The discriminating question is: how many patients at this site satisfy the specific I/E criteria for this trial, within the current active panel, with data at a recency satisfying the protocol's temporal constraints? That question cannot be answered by a questionnaire. It requires a structured data query.

Sites that can run that query before the feasibility questionnaire deadline — rather than substituting an estimate — are providing sponsors with information genuinely predictive of enrollment performance. The sites currently doing data-driven feasibility well tend to be academic medical centers with dedicated research informatics staff. Community sites and independent practice networks — a large fraction of the total trial site network — typically lack those resources.

A tool that ingests draft I/E criteria from the feasibility questionnaire, runs structured FHIR queries against the site's EHR, and returns a population count with data completeness breakdown in minutes changes the feasibility response from an estimate to a measurement. That shift in data quality propagates through site selection into enrollment projections that are accurate enough to plan against — rather than baseline assumptions that get abandoned once actual enrollment data arrives.
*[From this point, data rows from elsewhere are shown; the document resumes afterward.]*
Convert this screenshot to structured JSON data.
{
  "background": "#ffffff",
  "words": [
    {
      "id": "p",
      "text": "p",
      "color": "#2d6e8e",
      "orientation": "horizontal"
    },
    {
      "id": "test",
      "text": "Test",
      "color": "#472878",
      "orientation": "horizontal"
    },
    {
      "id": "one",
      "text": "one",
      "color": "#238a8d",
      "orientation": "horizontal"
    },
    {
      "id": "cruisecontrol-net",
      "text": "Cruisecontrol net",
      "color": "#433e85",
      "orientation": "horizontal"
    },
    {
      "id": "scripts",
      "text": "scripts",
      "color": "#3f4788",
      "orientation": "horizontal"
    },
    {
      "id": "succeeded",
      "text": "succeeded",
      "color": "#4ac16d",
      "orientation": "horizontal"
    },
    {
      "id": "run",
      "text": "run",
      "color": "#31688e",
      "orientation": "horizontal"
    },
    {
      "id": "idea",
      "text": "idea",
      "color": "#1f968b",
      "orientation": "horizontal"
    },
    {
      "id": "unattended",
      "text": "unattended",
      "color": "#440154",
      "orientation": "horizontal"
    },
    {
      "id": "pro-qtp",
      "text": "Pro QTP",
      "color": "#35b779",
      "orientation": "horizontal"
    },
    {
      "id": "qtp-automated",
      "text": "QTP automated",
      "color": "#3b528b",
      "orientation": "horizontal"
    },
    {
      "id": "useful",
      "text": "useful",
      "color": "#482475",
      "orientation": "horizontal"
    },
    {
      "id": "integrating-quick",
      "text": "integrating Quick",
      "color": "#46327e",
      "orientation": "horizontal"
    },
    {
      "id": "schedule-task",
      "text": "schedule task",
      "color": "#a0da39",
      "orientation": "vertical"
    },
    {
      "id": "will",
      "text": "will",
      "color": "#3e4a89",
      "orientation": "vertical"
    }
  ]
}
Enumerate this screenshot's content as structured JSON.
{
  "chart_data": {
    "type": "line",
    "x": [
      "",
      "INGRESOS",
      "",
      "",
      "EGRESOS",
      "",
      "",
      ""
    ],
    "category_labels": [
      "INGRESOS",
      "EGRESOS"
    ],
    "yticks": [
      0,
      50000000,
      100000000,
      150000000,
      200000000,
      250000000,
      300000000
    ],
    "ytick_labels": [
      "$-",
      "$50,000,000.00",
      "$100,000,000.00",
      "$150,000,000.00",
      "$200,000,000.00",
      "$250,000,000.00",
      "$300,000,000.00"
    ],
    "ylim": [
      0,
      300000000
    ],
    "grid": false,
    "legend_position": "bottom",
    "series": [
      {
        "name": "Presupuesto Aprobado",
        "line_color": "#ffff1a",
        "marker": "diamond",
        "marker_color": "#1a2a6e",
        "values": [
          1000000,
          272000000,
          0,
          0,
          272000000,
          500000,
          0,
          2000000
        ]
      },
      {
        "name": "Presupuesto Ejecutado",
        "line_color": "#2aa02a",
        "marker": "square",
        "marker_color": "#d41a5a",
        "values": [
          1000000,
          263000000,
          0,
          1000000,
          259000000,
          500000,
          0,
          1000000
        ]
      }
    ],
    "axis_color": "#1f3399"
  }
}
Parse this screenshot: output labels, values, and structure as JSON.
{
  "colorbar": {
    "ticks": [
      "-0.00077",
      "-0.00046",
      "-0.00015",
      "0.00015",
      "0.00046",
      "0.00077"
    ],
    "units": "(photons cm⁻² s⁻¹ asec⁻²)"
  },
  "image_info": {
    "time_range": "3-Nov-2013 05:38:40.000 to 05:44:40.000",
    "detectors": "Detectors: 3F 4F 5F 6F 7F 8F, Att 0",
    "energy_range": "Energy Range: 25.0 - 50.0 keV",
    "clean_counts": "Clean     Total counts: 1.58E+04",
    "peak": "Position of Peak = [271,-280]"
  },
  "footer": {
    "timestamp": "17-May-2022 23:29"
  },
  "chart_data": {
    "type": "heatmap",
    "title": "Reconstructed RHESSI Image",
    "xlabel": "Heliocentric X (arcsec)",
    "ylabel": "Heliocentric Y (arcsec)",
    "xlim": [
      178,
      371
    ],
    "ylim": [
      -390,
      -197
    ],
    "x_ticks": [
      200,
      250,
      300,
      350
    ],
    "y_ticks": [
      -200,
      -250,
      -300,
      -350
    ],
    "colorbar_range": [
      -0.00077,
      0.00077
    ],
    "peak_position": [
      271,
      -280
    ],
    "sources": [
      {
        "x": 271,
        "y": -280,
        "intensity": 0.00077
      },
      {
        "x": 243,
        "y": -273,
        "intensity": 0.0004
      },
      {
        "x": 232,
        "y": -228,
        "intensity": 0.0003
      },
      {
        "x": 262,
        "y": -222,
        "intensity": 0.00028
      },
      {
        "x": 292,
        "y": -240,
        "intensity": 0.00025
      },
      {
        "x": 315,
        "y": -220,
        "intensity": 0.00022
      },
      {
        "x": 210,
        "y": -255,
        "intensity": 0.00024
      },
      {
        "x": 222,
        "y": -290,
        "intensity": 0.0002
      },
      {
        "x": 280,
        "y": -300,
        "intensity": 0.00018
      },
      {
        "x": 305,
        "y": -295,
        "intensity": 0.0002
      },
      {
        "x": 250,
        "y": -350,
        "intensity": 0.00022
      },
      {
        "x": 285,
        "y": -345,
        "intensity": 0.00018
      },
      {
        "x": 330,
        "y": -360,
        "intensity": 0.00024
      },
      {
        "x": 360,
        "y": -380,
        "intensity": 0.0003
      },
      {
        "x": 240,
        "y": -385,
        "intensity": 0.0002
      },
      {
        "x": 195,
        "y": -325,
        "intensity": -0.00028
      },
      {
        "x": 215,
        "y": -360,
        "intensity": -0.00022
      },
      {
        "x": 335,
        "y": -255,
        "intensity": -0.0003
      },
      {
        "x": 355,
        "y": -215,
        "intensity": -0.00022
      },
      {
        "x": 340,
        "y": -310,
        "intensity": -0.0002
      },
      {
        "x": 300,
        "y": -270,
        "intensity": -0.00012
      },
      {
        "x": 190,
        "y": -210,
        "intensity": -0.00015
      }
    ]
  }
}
Questionnaire-based feasibility scoring will persist because it is low-cost and familiar. But for trials where enrollment timeline accuracy is operationally critical — late-phase pivotal studies where a six-month delay has significant development cost implications — the value of EHR-based population analysis at the feasibility stage is real. Sites that can offer it, and sponsors that request it systematically, are operating with a fundamentally different view of enrollment capacity than the industry average.